On-Prem vs Cloud Cost (3-Year TCO)
Workload: 8 GPUs, continuous training + serving
Cloud (AWS p4d.24xlarge):
On-demand: $32.77/hr × 8,760h × 3yr = $861,000
Reserved: $19.22/hr × 8,760h × 3yr = $505,000
On-Prem (8× A100 server):
Hardware: $250,000
Colocation: $2,000/mo × 36mo = $72,000
Power: $1,500/mo × 36mo = $54,000
Ops (0.5 FTE): $75,000/yr × 3 = $225,000
Total: $601,000
On-prem wins at sustained high utilization. Cloud wins for bursty workloads. Hybrid (on-prem base + cloud burst) is often optimal.

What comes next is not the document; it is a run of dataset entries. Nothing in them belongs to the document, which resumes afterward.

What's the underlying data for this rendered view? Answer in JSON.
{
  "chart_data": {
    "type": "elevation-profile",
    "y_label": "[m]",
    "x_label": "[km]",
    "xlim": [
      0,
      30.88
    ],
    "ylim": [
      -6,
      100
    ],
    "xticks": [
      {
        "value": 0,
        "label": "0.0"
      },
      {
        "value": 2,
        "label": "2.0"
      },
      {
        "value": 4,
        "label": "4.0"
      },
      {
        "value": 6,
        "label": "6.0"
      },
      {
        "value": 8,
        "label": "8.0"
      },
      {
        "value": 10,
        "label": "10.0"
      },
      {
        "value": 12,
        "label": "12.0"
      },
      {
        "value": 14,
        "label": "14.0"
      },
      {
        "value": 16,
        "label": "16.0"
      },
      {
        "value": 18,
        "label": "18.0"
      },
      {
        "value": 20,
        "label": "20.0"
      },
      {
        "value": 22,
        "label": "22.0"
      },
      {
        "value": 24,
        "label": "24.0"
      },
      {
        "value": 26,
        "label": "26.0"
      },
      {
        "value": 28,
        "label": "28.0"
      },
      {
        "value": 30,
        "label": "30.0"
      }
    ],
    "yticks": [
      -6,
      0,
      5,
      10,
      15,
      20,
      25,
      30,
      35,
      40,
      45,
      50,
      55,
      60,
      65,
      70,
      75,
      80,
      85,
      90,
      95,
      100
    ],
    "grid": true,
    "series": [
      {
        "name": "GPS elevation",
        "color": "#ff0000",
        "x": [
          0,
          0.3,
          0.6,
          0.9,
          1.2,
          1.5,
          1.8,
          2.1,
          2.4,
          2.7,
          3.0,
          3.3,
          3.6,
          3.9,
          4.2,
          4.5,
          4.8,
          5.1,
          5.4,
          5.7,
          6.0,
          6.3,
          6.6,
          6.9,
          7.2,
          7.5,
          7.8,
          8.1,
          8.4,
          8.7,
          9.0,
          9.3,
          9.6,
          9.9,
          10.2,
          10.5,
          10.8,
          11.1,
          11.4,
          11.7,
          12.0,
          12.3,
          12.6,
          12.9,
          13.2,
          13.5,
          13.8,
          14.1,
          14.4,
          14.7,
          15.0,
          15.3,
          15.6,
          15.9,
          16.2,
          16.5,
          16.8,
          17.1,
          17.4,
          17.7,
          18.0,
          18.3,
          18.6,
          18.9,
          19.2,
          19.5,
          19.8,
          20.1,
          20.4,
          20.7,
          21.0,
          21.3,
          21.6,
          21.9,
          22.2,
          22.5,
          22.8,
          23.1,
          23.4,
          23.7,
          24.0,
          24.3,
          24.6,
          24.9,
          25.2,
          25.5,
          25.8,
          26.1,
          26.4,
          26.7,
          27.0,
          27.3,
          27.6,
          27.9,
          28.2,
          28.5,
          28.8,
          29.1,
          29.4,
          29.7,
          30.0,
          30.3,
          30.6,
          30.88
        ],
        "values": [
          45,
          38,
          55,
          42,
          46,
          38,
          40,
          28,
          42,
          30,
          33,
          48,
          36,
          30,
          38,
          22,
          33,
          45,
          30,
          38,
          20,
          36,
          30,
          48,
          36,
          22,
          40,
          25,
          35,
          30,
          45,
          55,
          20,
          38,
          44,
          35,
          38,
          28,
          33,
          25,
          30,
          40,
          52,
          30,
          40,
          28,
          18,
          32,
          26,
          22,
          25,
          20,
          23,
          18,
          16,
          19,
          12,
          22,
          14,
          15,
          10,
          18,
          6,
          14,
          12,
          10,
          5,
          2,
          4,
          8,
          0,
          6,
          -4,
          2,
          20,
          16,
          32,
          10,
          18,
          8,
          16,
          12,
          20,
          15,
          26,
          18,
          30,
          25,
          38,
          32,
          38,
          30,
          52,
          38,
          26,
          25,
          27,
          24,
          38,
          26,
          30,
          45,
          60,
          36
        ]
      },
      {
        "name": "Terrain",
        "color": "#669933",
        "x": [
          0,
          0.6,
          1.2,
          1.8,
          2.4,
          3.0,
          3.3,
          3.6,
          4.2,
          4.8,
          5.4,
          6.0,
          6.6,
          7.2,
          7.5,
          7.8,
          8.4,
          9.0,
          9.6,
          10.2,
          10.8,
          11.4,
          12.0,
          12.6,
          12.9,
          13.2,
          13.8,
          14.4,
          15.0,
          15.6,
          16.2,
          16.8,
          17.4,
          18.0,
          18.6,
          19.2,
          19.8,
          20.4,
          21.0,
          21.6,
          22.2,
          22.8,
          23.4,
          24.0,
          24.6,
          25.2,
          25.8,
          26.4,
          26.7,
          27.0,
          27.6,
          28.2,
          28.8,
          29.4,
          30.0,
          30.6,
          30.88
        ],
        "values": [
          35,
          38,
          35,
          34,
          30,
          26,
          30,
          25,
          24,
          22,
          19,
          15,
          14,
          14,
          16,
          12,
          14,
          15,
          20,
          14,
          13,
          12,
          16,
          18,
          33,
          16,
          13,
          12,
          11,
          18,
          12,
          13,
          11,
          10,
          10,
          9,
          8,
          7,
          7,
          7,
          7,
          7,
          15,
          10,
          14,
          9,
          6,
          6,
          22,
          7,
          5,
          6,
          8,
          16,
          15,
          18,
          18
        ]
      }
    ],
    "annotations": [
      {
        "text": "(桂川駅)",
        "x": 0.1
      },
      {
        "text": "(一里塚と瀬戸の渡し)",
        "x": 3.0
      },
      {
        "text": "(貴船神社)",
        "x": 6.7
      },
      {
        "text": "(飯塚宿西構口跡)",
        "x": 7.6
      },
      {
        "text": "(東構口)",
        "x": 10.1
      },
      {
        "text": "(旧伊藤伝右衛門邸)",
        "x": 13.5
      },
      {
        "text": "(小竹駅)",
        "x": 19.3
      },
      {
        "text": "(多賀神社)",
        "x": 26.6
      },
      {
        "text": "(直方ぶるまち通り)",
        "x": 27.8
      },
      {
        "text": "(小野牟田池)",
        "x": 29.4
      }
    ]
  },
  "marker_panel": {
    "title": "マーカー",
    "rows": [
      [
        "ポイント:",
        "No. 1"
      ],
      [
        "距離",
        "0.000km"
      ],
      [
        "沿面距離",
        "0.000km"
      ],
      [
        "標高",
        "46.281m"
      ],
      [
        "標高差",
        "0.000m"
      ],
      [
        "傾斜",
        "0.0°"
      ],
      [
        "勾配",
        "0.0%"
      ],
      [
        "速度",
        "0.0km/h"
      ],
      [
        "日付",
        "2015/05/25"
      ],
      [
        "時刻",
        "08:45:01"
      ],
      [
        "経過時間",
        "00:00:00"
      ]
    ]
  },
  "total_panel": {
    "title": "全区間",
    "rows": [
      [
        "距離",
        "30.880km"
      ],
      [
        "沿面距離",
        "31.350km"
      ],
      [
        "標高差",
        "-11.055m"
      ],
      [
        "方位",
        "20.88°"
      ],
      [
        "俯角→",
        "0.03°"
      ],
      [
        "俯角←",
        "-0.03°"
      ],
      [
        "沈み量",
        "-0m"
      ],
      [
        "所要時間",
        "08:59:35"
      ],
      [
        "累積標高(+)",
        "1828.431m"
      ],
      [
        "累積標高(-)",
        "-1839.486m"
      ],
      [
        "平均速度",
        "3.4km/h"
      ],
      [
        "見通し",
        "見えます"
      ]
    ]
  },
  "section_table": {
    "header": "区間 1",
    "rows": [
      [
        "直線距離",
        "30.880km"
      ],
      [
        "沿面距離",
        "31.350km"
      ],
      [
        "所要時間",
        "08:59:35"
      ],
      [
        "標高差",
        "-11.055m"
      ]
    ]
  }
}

The Regulated Industry Advantage
For healthcare, defense, and financial services, on-prem MLOps isn’t just about cost — it’s about compliance. Data never leaves your network, model provenance is fully auditable, and you control the entire stack. Kubeflow makes this enterprise-grade without building everything from scratch.